MISTAKEN IDENTITY

By Leonard Jacobs

To understand the psychology behind a lie is to clarify something fundamental about the one telling it. By the end of Alan Ball’s All That I Will Ever Be, however, clarity about the liar remains elusive—one of those mysterious riddles inscrutably wrapped in an impenetrable enigma, despite some satisfying psychological penetration on the part of the playwright. The liar is Omar, retail worker in L.A. by day, escort on the Hollywood outskirts by night. He’s Lebanese, Moroccan, Egyptian or French—or he’s Carlito, Puerto Rican papi. You want desperately to care about him, but which “him” do you mean? And Omar had better select a single story soon: Swarthy, lanky and sexy can only get you so far when you’re over 35—the age when a gay escort’s expiration date is plainly approaching in the rearview mirror.

Or Omar (an uneven but affecting Peter Macdissi, of “Six Feet Under” fame) can just keep lying, even as he falls for Dwight (a charismatic Austin Lysy), a young client living off the wealth of his father (Victor Slezak in a small, compelling role) while gorging on sex, weed and self-pity over the long-ago suicide of his mother.
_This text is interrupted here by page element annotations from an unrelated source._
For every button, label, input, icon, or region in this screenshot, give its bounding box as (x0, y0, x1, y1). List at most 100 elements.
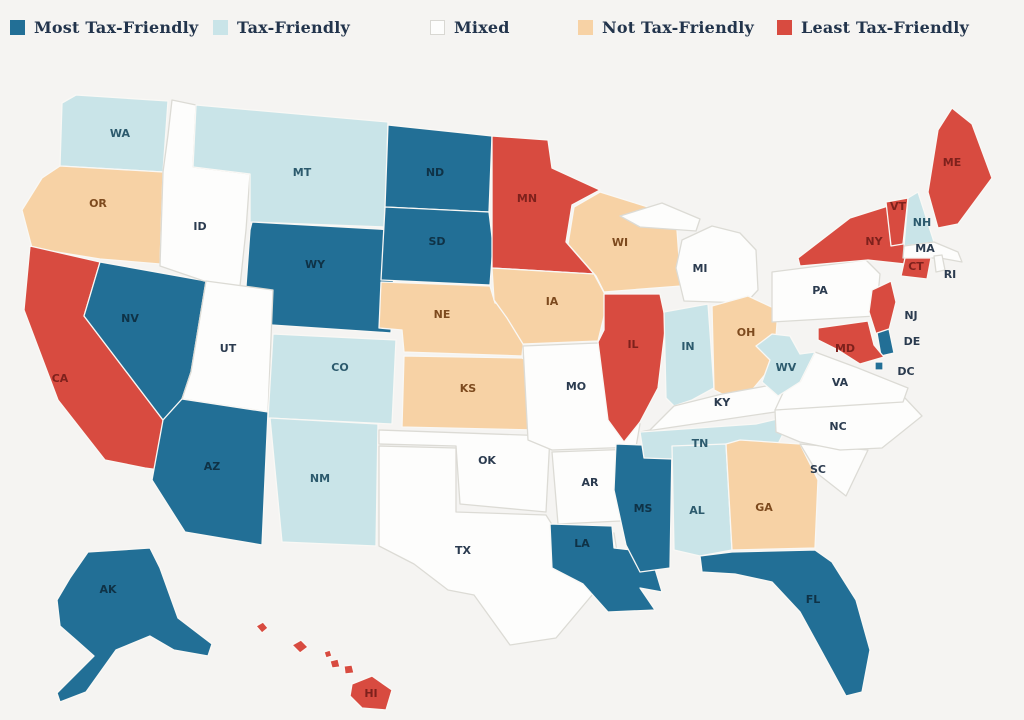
state-ia (491, 267, 609, 345)
state-label-nv: NV (121, 312, 139, 325)
state-label-ia: IA (546, 295, 559, 308)
state-label-ma: MA (915, 242, 935, 255)
state-label-nc: NC (829, 420, 846, 433)
state-label-mn: MN (517, 192, 537, 205)
state-label-sd: SD (428, 235, 445, 248)
state-label-wi: WI (612, 236, 628, 249)
legend-item-tax-friendly: Tax-Friendly (213, 18, 350, 37)
state-me (927, 107, 993, 229)
state-label-ks: KS (460, 382, 477, 395)
state-label-wy: WY (305, 258, 326, 271)
state-hi-island (323, 649, 333, 659)
state-nm (269, 417, 379, 547)
state-de (876, 328, 895, 357)
state-wa (59, 94, 169, 173)
state-label-in: IN (681, 340, 694, 353)
legend-label: Mixed (454, 18, 510, 37)
state-label-ut: UT (220, 342, 237, 355)
state-hi-island (255, 621, 269, 634)
legend-label: Not Tax-Friendly (602, 18, 755, 37)
state-label-or: OR (89, 197, 107, 210)
state-in (663, 303, 715, 407)
state-label-ga: GA (755, 501, 773, 514)
mixed-swatch (430, 20, 445, 35)
legend-item-most-tax-friendly: Most Tax-Friendly (10, 18, 198, 37)
state-md (817, 320, 885, 365)
state-ma (902, 241, 963, 263)
state-label-wv: WV (776, 361, 797, 374)
state-ak (56, 547, 213, 703)
state-nc (774, 397, 923, 451)
state-label-nh: NH (913, 216, 931, 229)
state-label-ar: AR (582, 476, 600, 489)
state-label-al: AL (689, 504, 705, 517)
legend-label: Least Tax-Friendly (801, 18, 969, 37)
state-label-mt: MT (293, 166, 312, 179)
state-label-pa: PA (812, 284, 828, 297)
state-label-ak: AK (99, 583, 117, 596)
state-label-dc: DC (897, 365, 914, 378)
state-nj (868, 280, 897, 335)
state-mi (675, 225, 759, 304)
legend-label: Tax-Friendly (237, 18, 351, 37)
legend-item-least-tax-friendly: Least Tax-Friendly (777, 18, 969, 37)
state-label-me: ME (943, 156, 961, 169)
state-label-fl: FL (806, 593, 821, 606)
state-al (671, 443, 733, 557)
state-label-tn: TN (692, 437, 709, 450)
not-tax-friendly-swatch (578, 20, 593, 35)
state-label-mi: MI (692, 262, 707, 275)
least-tax-friendly-swatch (777, 20, 792, 35)
state-az (151, 398, 269, 546)
state-hi-island (343, 664, 355, 675)
state-label-ok: OK (478, 454, 496, 467)
state-label-tx: TX (455, 544, 472, 557)
state-label-ny: NY (865, 235, 883, 248)
state-ne (378, 281, 528, 357)
state-label-nd: ND (426, 166, 444, 179)
state-label-sc: SC (810, 463, 826, 476)
state-ct (900, 257, 932, 280)
state-label-vt: VT (890, 200, 907, 213)
state-label-ct: CT (908, 260, 924, 273)
state-label-de: DE (904, 335, 921, 348)
state-ga (725, 439, 819, 551)
state-label-hi: HI (364, 687, 377, 700)
state-label-ri: RI (944, 268, 957, 281)
tax-friendly-swatch (213, 20, 228, 35)
state-labels: WA OR CA NV ID MT WY UT CO AZ NM ND SD NE KS OK TX MN IA MO… (52, 127, 962, 700)
state-dc (874, 361, 884, 371)
state-label-nj: NJ (904, 309, 917, 322)
state-hi-big-island (349, 675, 393, 711)
state-il (597, 293, 667, 443)
state-co (267, 333, 397, 425)
state-mt (192, 104, 389, 228)
state-label-ne: NE (434, 308, 451, 321)
state-label-id: ID (193, 220, 206, 233)
state-label-il: IL (627, 338, 638, 351)
most-tax-friendly-swatch (10, 20, 25, 35)
legend-label: Most Tax-Friendly (34, 18, 199, 37)
state-label-nm: NM (310, 472, 330, 485)
state-label-ky: KY (714, 396, 732, 409)
state-hi-island (329, 658, 341, 669)
state-fl (699, 549, 871, 697)
state-label-md: MD (835, 342, 855, 355)
state-label-wa: WA (110, 127, 131, 140)
state-label-ms: MS (634, 502, 653, 515)
state-label-la: LA (574, 537, 590, 550)
state-ri (933, 254, 946, 273)
state-la (549, 523, 663, 613)
state-label-az: AZ (204, 460, 221, 473)
legend-item-mixed: Mixed (430, 18, 510, 37)
state-label-ca: CA (52, 372, 69, 385)
state-label-mo: MO (566, 380, 586, 393)
state-label-va: VA (832, 376, 849, 389)
state-mi-upper (619, 202, 701, 232)
state-wv (755, 333, 816, 397)
legend: Most Tax-Friendly Tax-Friendly Mixed Not… (0, 0, 1024, 58)
state-vt (885, 197, 909, 247)
legend-item-not-tax-friendly: Not Tax-Friendly (578, 18, 754, 37)
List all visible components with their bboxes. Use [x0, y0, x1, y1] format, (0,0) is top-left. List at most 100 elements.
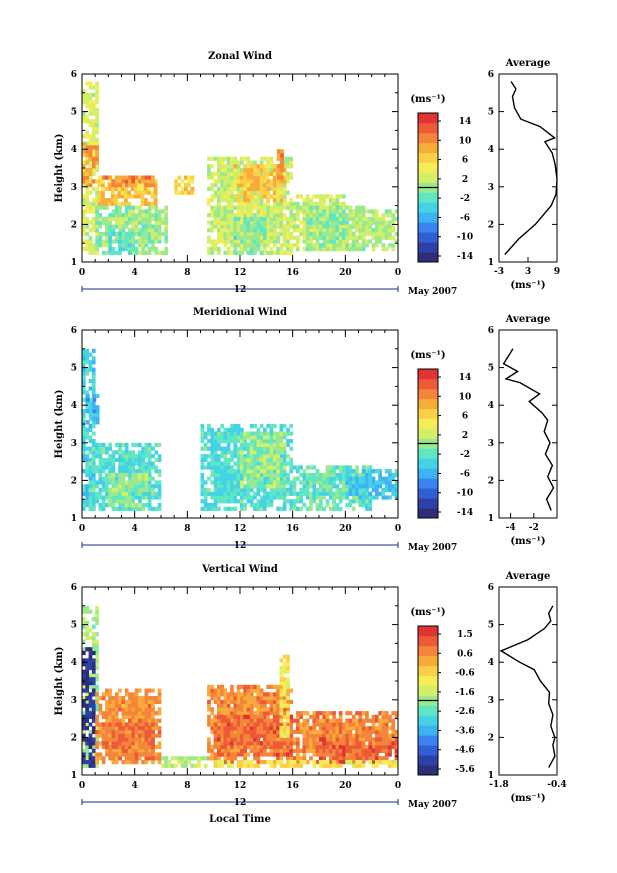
heatmap-cell	[111, 209, 116, 214]
heatmap-cell	[240, 729, 244, 735]
profile-title: Average	[505, 58, 551, 69]
heatmap-cell	[279, 247, 284, 252]
heatmap-cell	[88, 171, 93, 176]
heatmap-cell	[154, 239, 159, 244]
heatmap-cell	[134, 729, 139, 735]
heatmap-cell	[266, 424, 270, 429]
heatmap-cell	[210, 480, 215, 485]
heatmap-cell	[98, 239, 103, 244]
heatmap-cell	[243, 476, 247, 481]
heatmap-cell	[147, 216, 152, 222]
heatmap-cell	[134, 220, 139, 225]
profile-y-tick-label: 2	[488, 476, 494, 486]
heatmap-cell	[388, 213, 392, 218]
heatmap-cell	[111, 703, 116, 708]
heatmap-cell	[108, 703, 112, 708]
heatmap-cell	[299, 495, 303, 500]
heatmap-cell	[82, 752, 86, 757]
heatmap-cell	[280, 160, 284, 165]
heatmap-cell	[263, 480, 267, 485]
heatmap-cell	[98, 213, 103, 218]
heatmap-cell	[335, 205, 340, 210]
heatmap-cell	[243, 209, 247, 214]
heatmap-cell	[282, 461, 287, 466]
heatmap-cell	[88, 175, 93, 180]
heatmap-cell	[322, 209, 326, 214]
heatmap-cell	[345, 224, 349, 229]
heatmap-cell	[114, 696, 119, 701]
heatmap-cell	[249, 446, 254, 451]
heatmap-cell	[114, 699, 119, 704]
heatmap-cell	[131, 499, 136, 504]
heatmap-cell	[240, 431, 244, 436]
heatmap-cell	[124, 457, 129, 462]
heatmap-cell	[134, 688, 139, 693]
heatmap-cell	[338, 465, 343, 470]
heatmap-cell	[351, 239, 356, 244]
heatmap-cell	[134, 183, 138, 188]
heatmap-cell	[286, 179, 290, 184]
heatmap-cell	[302, 480, 307, 485]
heatmap-cell	[391, 484, 396, 489]
heatmap-cell	[157, 228, 162, 233]
heatmap-cell	[95, 756, 99, 761]
heatmap-cell	[95, 201, 99, 206]
heatmap-cell	[82, 424, 86, 429]
heatmap-cell	[85, 356, 89, 361]
heatmap-cell	[253, 703, 257, 708]
heatmap-cell	[95, 662, 99, 667]
heatmap-cell	[134, 752, 139, 757]
heatmap-cell	[292, 506, 297, 511]
heatmap-cell	[207, 707, 211, 712]
heatmap-cell	[319, 499, 323, 504]
heatmap-cell	[319, 247, 323, 252]
heatmap-cell	[128, 243, 132, 248]
heatmap-cell	[259, 484, 264, 489]
heatmap-cell	[98, 465, 103, 470]
heatmap-cell	[289, 213, 294, 218]
heatmap-cell	[249, 164, 254, 169]
heatmap-cell	[95, 409, 100, 414]
heatmap-cell	[256, 733, 261, 738]
colorbar-swatch	[418, 113, 438, 124]
heatmap-cell	[243, 243, 247, 248]
heatmap-cell	[105, 480, 109, 485]
heatmap-cell	[233, 472, 238, 478]
heatmap-cell	[266, 243, 270, 248]
heatmap-cell	[174, 190, 178, 195]
heatmap-cell	[319, 213, 323, 218]
heatmap-cell	[312, 194, 317, 199]
heatmap-cell	[114, 711, 119, 716]
heatmap-cell	[91, 111, 96, 116]
heatmap-cell	[82, 714, 86, 719]
heatmap-cell	[82, 639, 86, 644]
heatmap-cell	[279, 457, 284, 462]
heatmap-cell	[82, 624, 86, 629]
heatmap-cell	[91, 635, 96, 641]
heatmap-cell	[131, 228, 136, 233]
heatmap-cell	[226, 457, 231, 462]
heatmap-cell	[131, 250, 136, 255]
heatmap-cell	[272, 186, 277, 191]
heatmap-cell	[118, 503, 122, 508]
heatmap-cell	[263, 692, 267, 697]
heatmap-cell	[213, 442, 218, 447]
heatmap-cell	[131, 707, 136, 712]
heatmap-cell	[243, 711, 247, 716]
heatmap-cell	[289, 224, 294, 229]
y-tick-label: 3	[71, 439, 77, 449]
heatmap-cell	[111, 190, 115, 195]
heatmap-cell	[111, 484, 116, 489]
heatmap-cell	[312, 235, 317, 240]
heatmap-cell	[246, 707, 251, 712]
heatmap-cell	[105, 216, 109, 222]
heatmap-cell	[141, 711, 145, 716]
heatmap-cell	[85, 168, 89, 173]
heatmap-cell	[388, 209, 392, 214]
heatmap-cell	[91, 684, 96, 689]
heatmap-cell	[259, 171, 264, 176]
heatmap-cell	[124, 186, 128, 191]
heatmap-cell	[243, 235, 247, 240]
heatmap-cell	[282, 476, 287, 481]
heatmap-cell	[98, 472, 103, 478]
When, during sex with Omar, Dwight blurts an orgasmic racial slur (“Fuck me, Osama!”), the seeds of an unlikely connection are forged between them. And naturally it must unravel as Omar’s ever-shifting story finally sabotages him.

It takes a similarly unlikely (maybe even implausible) sequence of events to get Omar to that point. For example: After a bisexual escapade in Act 1, a scene in Act 2 between Omar and Raymond (an older gay man played by an excellent David Margulies) cracks Omar’s brittle outer shell. Whoever he is or was, Omar sees that the soul he enigmatically wrapped inside that mysterious riddle is now like an endangered species. And to play this requires a kind of long-form emotional acting that Macdissi has only begun to fully put together.

Directed with alacrity and insight by Jo Bonney, Ball’s play, if never affirming who Omar is, does provide the other actors with the basis for fine performances. Margulies, as noted, is terrific—one of the most beautifully honest portrayals of an older gay man ever. And Patch Darragh, who plays a small gallery of minor roles, is chameleonic—a cute waiter hitting on Dwight in one scene, the boyfriend of Beth (a talky Kandiss Edmundson) in another.

Other critics have written that All That I Will Ever Be feels like a teleplay, but that’s too facile. No, the problem here is Ball offers a compelling psychological portrait without applying all the colors to the canvas—even if we expect more from the man who wrote the screenplay to American Beauty and created “Six Feet Under.” Another rewrite would have revealed the truth, I suspect, behind Omar’s web of lies. (Leonard Jacobs)

Through March 11. New York Theatre Workshop, 79 E. 4th St. (betw. 2nd & 3rd Aves.), 212-239-6200; $60.